This was an assignment that I did for class, and I thought it might be an enjoyable read.
It is a commonly known, and perhaps unavoidable phenomenon, that a student may have many friends on a college campus. These acquaintances are sometimes kindled in classrooms, but often are established during Friday night parties when boy meets girl or girl meets boy or boy meets boy or girl meets girl and ensuing activities are completely lost upon either party because the effects of the communal alcohol are too potent.
Most people know that the standard operating procedure for scurrying across campus is with your head down, eyes averted, and backpack weighing down your shoulders so that one day, when scoliosis inevitably claims your back, you will be glad that you went to university and became a musty and useless academician.
But before this disease annexes your back, it is essential to know that there are four categories of students who are either unaware of this protocol, or who choose to ignore it.
The first student is simply uninformed, socially amiss, or unaware of the unwritten rules that are part and parcel of the college experience. Occasionally, he will accidentally look up from the fascinating cracks in the sidewalk and make eye contact with a familiar face. This is when he breaks out into a cold sweat, because he doesn’t know from where he recognizes the face. Is it from that drunken party that he went to last Saturday night, which made his attendance at his 8 am Sunday morning extra-curricular physics club impossible? They approach each other, each bearing a half smile and then quickly averting his eyes so as not to indicate a real recognition or acknowledgement. It is an accidental twitch of the mouth as an insurance policy in case either is erroneous in his judgment, and they truly are best friends from pre-school.
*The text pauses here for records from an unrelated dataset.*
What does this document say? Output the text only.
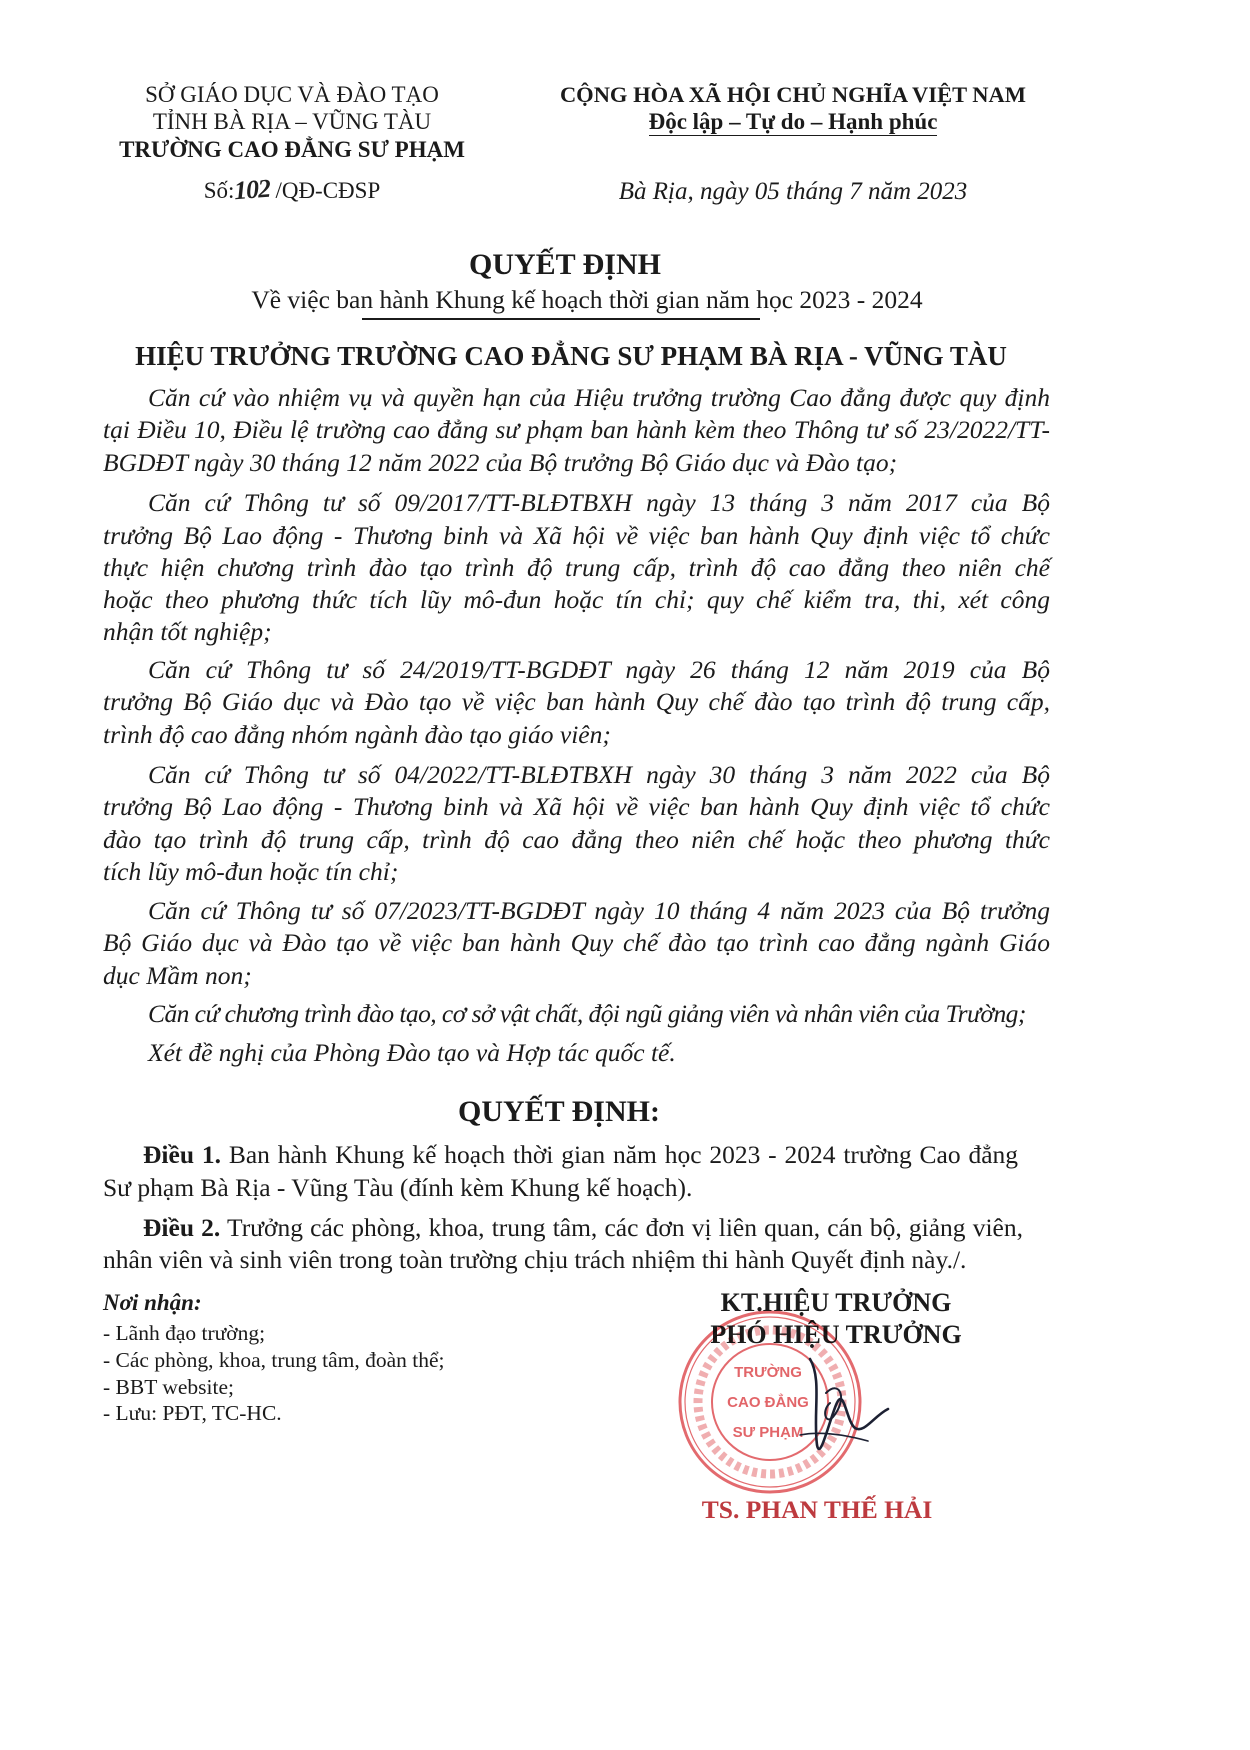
SỞ GIÁO DỤC VÀ ĐÀO TẠO
TỈNH BÀ RỊA – VŨNG TÀU
TRƯỜNG CAO ĐẲNG SƯ PHẠM
Số:102 /QĐ-CĐSP
CỘNG HÒA XÃ HỘI CHỦ NGHĨA VIỆT NAM
Độc lập – Tự do – Hạnh phúc
Bà Rịa, ngày 05 tháng 7 năm 2023
QUYẾT ĐỊNH
Về việc ban hành Khung kế hoạch thời gian năm học 2023 - 2024
HIỆU TRƯỞNG TRƯỜNG CAO ĐẲNG SƯ PHẠM BÀ RỊA - VŨNG TÀU
Căn cứ vào nhiệm vụ và quyền hạn của Hiệu trưởng trường Cao đẳng được quy định
tại Điều 10, Điều lệ trường cao đẳng sư phạm ban hành kèm theo Thông tư số 23/2022/TT-
BGDĐT ngày 30 tháng 12 năm 2022 của Bộ trưởng Bộ Giáo dục và Đào tạo;
Căn cứ Thông tư số 09/2017/TT-BLĐTBXH ngày 13 tháng 3 năm 2017 của Bộ
trưởng Bộ Lao động - Thương binh và Xã hội về việc ban hành Quy định việc tổ chức
thực hiện chương trình đào tạo trình độ trung cấp, trình độ cao đẳng theo niên chế
hoặc theo phương thức tích lũy mô-đun hoặc tín chỉ; quy chế kiểm tra, thi, xét công
nhận tốt nghiệp;
Căn cứ Thông tư số 24/2019/TT-BGDĐT ngày 26 tháng 12 năm 2019 của Bộ
trưởng Bộ Giáo dục và Đào tạo về việc ban hành Quy chế đào tạo trình độ trung cấp,
trình độ cao đẳng nhóm ngành đào tạo giáo viên;
Căn cứ Thông tư số 04/2022/TT-BLĐTBXH ngày 30 tháng 3 năm 2022 của Bộ
trưởng Bộ Lao động - Thương binh và Xã hội về việc ban hành Quy định việc tổ chức
đào tạo trình độ trung cấp, trình độ cao đẳng theo niên chế hoặc theo phương thức
tích lũy mô-đun hoặc tín chỉ;
Căn cứ Thông tư số 07/2023/TT-BGDĐT ngày 10 tháng 4 năm 2023 của Bộ trưởng
Bộ Giáo dục và Đào tạo về việc ban hành Quy chế đào tạo trình cao đẳng ngành Giáo
dục Mầm non;
Căn cứ chương trình đào tạo, cơ sở vật chất, đội ngũ giảng viên và nhân viên của Trường;
Xét đề nghị của Phòng Đào tạo và Hợp tác quốc tế.
QUYẾT ĐỊNH:
Điều 1. Ban hành Khung kế hoạch thời gian năm học 2023 - 2024 trường Cao đẳng
Sư phạm Bà Rịa - Vũng Tàu (đính kèm Khung kế hoạch).
Điều 2. Trưởng các phòng, khoa, trung tâm, các đơn vị liên quan, cán bộ, giảng viên,
nhân viên và sinh viên trong toàn trường chịu trách nhiệm thi hành Quyết định này./.
Nơi nhận:
- Lãnh đạo trường;
- Các phòng, khoa, trung tâm, đoàn thể;
- BBT website;
- Lưu: PĐT, TC-HC.
KT.HIỆU TRƯỞNG
PHÓ HIỆU TRƯỞNG
TRƯỜNG
CAO ĐẲNG
SƯ PHẠM
TS. PHAN THẾ HẢI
The second category of students is the kind who believes that they have done the world a favor by entering into its orbit. They make a point of looking everyone in the eye as they waltz across the sidewalk and through the meticulously tended lush grass that carpets much of the campus grounds. There is another lesser-known, unwritten rule about the grass on a college campus: don’t walk through it. The environmental groupies will stare you down and others will look at you funny, as if they had always wanted to walk through the grass themselves but it had never actually occurred to them to do so. These students, the grass-tramplers, are the most obnoxious specimens to be found. When they spot acquaintances, their boisterous voices boom across the street, echoing off every object in sight.
“Yo, Sam!” they yell. “Long time no speak!”
The recipient of this nuisance is equally irritating. As he slowly removes his green-framed, plastic sunglasses, with all the time in the world, recognition dons upon his face and he crosses the street, despite the oncoming traffic, and pounds his “bro’s” fist.
The girls are perhaps worse, although provide much more amusement to curious spectators. There are always spectators in these instances. They shriek giddily when they pass a friend on the sidewalk, and jump up and down, generally two or three times, before they extend their arms as far as they will reach and wrap them around the other girl. They stay this way for perhaps four seconds, release each other, and hug again.
The last student does his or her job remaining staunch in minding his or her own business fairly well, aware of the protocol and sticking to it most of the time. However, occasionally he or she slips up, and the consequences are disastrous for the innocent victim.
I was a perpetrator of this unacceptable behavior yesterday. Waiting for a friend outside, near the business school on campus, I succumbed to pretending to text so that I did not have to appear lonesome and friendless. I started walking in the direction that my friend would be coming from, and I finally saw her approaching. However, a dilemma was presented to me: in front of her was a guy on a bike, and so if I waved to her, he might think I was waving at him. But I had to get her attention, so I waved to her anyway. She saw me, and waved back, but the poor young, innocent man had no idea that my friend walked behind his bike. Thus he thought I was waving to him, and he lifted his hand and waved back. As I walked toward both his bike and my friend, I tried to indicate, unsuccessfully, that I didn’t know him. He looked directly in my face as he approached, confusion spelled out all over it, but also smiling, because perhaps I had greatly boosted his self esteem and confidence. Even after he passed, he craned his neck behind him, trying to figure out what my purpose had been in getting his attention.
Poor chap. I do hope that I didn’t give him too much to think about, or G-d forbid indicate to him that my behavior was in any way acceptable.